無防備になったマタゾーの前に本物のユキネが現れると、ボディーブロー!
「が―――ぼっ!」
マタゾーの視界が揺れ、意識が飛びそうになった。
剣士の彼女が素手で殴るなど、これまででは考えられない行動であるが、幻麗白豹の力を得た今ならば猛獣の膂力。
骨が砕かれ、内臓が破裂。
これで死ななかったのは、さすが練達の武闘者といったところだろう。
が、かろうじて頭を振って意識と体勢を整えた瞬間には、すでに自分の槍は手元になかった。
『幻麗斬』によって両腕が切断されていたからだ。
「これが最後の実験よ!」
殴られた衝撃で宙に浮いているマタゾーに、ユキネの斬撃が襲いかかる。
視界に映ったのは、【百の白刃】。
三百六十度、全方位から放たれた大量の幻麗斬が、マタゾーを滅多斬り!
この技の怖ろしいところは、百すべてが実体ではないことだ。
刃に耐えようと防御を固めていると、その刃は身体をすり抜けて霧散。
本来あるべきはずの衝撃が来ないことで反射的に身体は強張り、回避を不可能にしてしまう。
そうかと思ったら連続して実体ある白刃が飛んできて、腹と背中を無遠慮に切り裂く。
(清々しいほどに無慈悲でござるな。まさに餌を喰らう獣の如く)
武人は本能的に攻撃のタイミングを戦気で測る癖がある。
これはその反射を利用した虚の技であり、虚像の表面だけに剣気をまとわせて幻惑することで敵の防御と回避を崩すことができる。
もし防げるとすれば、単純にすべての斬撃に耐えられる圧倒的な防御力を持つか、あるいは強力な範囲攻撃で結界ごと破壊するしかない。
だが、マタゾーにはどちらも存在しない。
彼は決闘を好むゆえに単体攻撃に特化しているうえ、そもそも得物をすでに奪われているからだ。

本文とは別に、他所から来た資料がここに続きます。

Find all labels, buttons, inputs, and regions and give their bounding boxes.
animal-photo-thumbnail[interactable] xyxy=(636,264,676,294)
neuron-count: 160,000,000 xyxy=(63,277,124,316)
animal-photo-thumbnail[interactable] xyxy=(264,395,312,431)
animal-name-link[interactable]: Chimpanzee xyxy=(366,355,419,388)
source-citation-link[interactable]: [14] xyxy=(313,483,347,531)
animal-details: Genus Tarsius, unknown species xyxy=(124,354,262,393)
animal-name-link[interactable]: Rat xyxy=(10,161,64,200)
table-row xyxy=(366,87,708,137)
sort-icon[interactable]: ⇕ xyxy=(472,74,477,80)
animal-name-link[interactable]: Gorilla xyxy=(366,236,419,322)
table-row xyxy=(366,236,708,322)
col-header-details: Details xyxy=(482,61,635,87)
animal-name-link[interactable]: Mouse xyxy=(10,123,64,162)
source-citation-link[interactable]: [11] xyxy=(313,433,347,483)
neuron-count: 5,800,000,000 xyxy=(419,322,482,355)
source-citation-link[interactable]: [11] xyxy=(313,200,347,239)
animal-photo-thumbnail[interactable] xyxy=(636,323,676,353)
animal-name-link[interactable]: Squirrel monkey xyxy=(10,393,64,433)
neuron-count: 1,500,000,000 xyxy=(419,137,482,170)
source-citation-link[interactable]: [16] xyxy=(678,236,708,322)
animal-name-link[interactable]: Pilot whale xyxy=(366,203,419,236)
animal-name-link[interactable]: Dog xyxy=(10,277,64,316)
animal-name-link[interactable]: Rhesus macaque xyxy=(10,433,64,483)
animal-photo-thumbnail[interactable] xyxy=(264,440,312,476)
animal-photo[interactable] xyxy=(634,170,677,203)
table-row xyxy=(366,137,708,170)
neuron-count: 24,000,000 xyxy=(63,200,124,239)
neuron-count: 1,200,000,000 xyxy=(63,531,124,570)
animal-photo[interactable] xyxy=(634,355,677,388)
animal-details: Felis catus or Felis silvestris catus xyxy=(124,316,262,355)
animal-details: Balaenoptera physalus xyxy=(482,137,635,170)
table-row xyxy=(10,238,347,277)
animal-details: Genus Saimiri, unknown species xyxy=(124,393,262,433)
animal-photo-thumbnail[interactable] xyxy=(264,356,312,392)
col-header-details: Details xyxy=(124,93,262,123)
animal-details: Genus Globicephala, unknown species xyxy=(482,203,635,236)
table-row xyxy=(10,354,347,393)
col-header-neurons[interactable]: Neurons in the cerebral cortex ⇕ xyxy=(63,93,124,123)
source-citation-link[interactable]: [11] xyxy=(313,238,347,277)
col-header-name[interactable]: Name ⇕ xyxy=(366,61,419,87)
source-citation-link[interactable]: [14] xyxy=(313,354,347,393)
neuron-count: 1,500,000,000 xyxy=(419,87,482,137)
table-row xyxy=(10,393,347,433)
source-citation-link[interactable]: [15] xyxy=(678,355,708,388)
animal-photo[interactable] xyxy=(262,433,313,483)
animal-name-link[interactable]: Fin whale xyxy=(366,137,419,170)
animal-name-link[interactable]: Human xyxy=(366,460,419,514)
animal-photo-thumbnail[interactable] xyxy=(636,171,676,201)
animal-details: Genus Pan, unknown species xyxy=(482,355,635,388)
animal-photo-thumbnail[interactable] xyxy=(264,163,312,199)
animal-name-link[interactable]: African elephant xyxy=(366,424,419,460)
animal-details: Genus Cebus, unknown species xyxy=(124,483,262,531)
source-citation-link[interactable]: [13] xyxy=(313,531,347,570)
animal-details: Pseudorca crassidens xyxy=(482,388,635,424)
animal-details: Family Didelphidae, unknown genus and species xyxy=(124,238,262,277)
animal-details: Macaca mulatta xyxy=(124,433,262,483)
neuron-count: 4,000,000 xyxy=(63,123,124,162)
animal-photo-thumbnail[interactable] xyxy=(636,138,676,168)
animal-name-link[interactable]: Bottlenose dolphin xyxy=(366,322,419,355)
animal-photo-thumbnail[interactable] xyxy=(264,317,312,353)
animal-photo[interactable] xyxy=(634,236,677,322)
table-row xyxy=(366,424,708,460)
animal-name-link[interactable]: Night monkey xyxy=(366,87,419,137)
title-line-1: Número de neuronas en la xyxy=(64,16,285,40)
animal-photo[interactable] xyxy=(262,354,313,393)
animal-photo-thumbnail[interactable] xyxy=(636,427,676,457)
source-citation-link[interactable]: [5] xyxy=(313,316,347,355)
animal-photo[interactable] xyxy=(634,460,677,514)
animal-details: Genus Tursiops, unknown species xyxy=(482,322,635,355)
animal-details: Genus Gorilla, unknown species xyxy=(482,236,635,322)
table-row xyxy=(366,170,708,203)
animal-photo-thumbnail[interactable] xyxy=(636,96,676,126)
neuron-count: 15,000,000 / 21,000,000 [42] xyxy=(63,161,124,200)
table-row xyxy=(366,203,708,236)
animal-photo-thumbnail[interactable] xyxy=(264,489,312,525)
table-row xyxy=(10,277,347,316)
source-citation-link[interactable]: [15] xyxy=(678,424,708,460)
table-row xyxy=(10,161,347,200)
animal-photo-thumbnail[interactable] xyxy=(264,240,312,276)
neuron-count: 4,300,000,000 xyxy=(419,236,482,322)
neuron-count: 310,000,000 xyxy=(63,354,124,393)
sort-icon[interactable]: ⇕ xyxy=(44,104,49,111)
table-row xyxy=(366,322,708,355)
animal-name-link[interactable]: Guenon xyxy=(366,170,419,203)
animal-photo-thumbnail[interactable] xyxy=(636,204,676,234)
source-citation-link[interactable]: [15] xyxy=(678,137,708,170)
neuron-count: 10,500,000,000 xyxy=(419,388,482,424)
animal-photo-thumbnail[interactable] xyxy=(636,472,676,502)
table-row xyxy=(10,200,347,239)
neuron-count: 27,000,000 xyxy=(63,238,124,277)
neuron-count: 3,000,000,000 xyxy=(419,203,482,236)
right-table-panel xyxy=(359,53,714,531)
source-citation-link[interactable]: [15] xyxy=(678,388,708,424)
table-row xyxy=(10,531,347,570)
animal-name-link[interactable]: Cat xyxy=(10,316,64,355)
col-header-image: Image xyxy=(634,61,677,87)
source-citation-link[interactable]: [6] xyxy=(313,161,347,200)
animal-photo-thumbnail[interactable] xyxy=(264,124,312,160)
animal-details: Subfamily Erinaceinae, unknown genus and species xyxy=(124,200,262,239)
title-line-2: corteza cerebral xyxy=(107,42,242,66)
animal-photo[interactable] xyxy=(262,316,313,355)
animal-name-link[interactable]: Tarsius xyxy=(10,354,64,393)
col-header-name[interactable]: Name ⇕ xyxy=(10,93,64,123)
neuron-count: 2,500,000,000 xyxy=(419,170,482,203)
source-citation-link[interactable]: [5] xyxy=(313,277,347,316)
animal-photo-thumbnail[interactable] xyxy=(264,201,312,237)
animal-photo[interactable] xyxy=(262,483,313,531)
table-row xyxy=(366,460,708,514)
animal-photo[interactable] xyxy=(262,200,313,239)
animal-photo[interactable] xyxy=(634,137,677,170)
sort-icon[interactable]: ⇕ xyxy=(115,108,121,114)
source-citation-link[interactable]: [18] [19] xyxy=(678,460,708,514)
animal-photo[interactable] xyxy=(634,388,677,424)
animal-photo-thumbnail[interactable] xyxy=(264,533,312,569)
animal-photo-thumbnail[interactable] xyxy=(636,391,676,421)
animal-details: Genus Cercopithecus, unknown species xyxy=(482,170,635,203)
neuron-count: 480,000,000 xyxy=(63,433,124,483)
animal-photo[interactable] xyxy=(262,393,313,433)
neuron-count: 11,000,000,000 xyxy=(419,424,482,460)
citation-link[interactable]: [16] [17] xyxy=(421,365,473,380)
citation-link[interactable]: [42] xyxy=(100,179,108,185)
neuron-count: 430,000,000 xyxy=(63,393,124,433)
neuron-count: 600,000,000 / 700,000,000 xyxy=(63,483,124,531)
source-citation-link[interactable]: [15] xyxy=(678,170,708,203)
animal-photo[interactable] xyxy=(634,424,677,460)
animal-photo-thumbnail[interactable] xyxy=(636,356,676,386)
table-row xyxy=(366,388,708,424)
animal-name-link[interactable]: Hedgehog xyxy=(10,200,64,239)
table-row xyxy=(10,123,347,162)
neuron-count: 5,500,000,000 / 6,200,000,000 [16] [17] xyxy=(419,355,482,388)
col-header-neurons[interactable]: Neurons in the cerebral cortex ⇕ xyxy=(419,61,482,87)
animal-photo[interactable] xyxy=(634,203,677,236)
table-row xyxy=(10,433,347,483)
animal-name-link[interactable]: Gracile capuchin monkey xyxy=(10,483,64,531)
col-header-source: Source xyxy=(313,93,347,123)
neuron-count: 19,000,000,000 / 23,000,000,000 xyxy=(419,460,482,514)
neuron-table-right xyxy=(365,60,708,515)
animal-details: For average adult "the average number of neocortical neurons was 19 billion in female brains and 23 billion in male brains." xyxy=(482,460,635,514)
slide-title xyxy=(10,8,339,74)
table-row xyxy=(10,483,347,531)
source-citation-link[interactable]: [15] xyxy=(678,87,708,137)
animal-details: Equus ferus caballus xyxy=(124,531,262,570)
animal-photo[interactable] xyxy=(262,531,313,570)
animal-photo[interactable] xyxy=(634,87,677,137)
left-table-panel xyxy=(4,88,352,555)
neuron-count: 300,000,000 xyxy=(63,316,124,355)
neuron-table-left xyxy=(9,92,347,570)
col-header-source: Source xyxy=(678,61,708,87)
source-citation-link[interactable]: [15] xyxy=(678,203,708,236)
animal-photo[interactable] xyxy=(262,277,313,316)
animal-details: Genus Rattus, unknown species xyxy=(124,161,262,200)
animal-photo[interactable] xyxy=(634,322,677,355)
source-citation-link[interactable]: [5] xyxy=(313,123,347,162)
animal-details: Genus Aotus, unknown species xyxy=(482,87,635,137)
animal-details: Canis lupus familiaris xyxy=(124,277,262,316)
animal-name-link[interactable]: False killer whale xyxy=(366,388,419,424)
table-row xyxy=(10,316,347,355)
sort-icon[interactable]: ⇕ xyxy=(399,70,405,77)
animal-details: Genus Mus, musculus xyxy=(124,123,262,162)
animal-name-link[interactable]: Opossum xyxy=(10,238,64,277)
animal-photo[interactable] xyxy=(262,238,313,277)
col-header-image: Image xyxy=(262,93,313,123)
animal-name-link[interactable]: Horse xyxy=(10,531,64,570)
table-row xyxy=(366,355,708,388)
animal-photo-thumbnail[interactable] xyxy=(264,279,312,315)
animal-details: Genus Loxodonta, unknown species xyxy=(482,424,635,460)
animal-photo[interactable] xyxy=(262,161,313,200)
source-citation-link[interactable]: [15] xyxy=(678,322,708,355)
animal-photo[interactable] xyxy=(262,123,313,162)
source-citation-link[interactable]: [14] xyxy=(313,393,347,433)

マタゾーが地面に落ちた時には、身体中がズタボロに切り刻まれていた。
両腕と両足が切断され、胸と腹も切り裂かれて大量出血。
その血が飛び散り、再び白くなった湖畔に真っ赤な月華を描き出す。
四つ目のスキル、『幻麗花繚乱』。
ルナティックインディーネが敵を仕留める時に使う必殺の一撃だ。それが牙爪から刀に変わったことで、美しくも無慈悲で残酷な技に昇華される。
ユキネの魔石、『ユキルナ・ファントムネイト〈月誘う幻麗の白女豹〉』。
待ち伏せ型という長短併せ持つ特徴はあるものの、一度結界内に入った獲物に対しては絶対的な優位性を誇ることができる。
能力補正値も防御力では熊に及ばないが、弱点だったパワーを補いつつ、もともと高かったスピードと運動性をさらに向上させることで、変幻自在な攻撃に磨きがかかったといえる。
それ以前に、心理戦をこなせる頭脳と要領の良さがなければ使いこなせない能力だ。仮にサリータやベ・ヴェルが使っても本来の力は発揮できないだろう。
これがサナ、マキ、小百合、ホロロに次ぐ【序列五位】の力である。
「ごめんなさいね。私たちが得た力は常識を超えているの。でも、これが現実なのよ。あなたも諦めて受け入れなさいな」
「人を超えるには…人以外になるしか…ない。…見事。あまりに…見事。ああ、これぞ…拙僧が求めていた……理不尽なまでの合理なり…」
初めて使った魔石が、五十年の修練を上回る。
ここまでくれば後悔などないし、畏敬の念しか湧かない。
まったくもって理不尽だが、これこそ彼が求めたものなのかもしれない。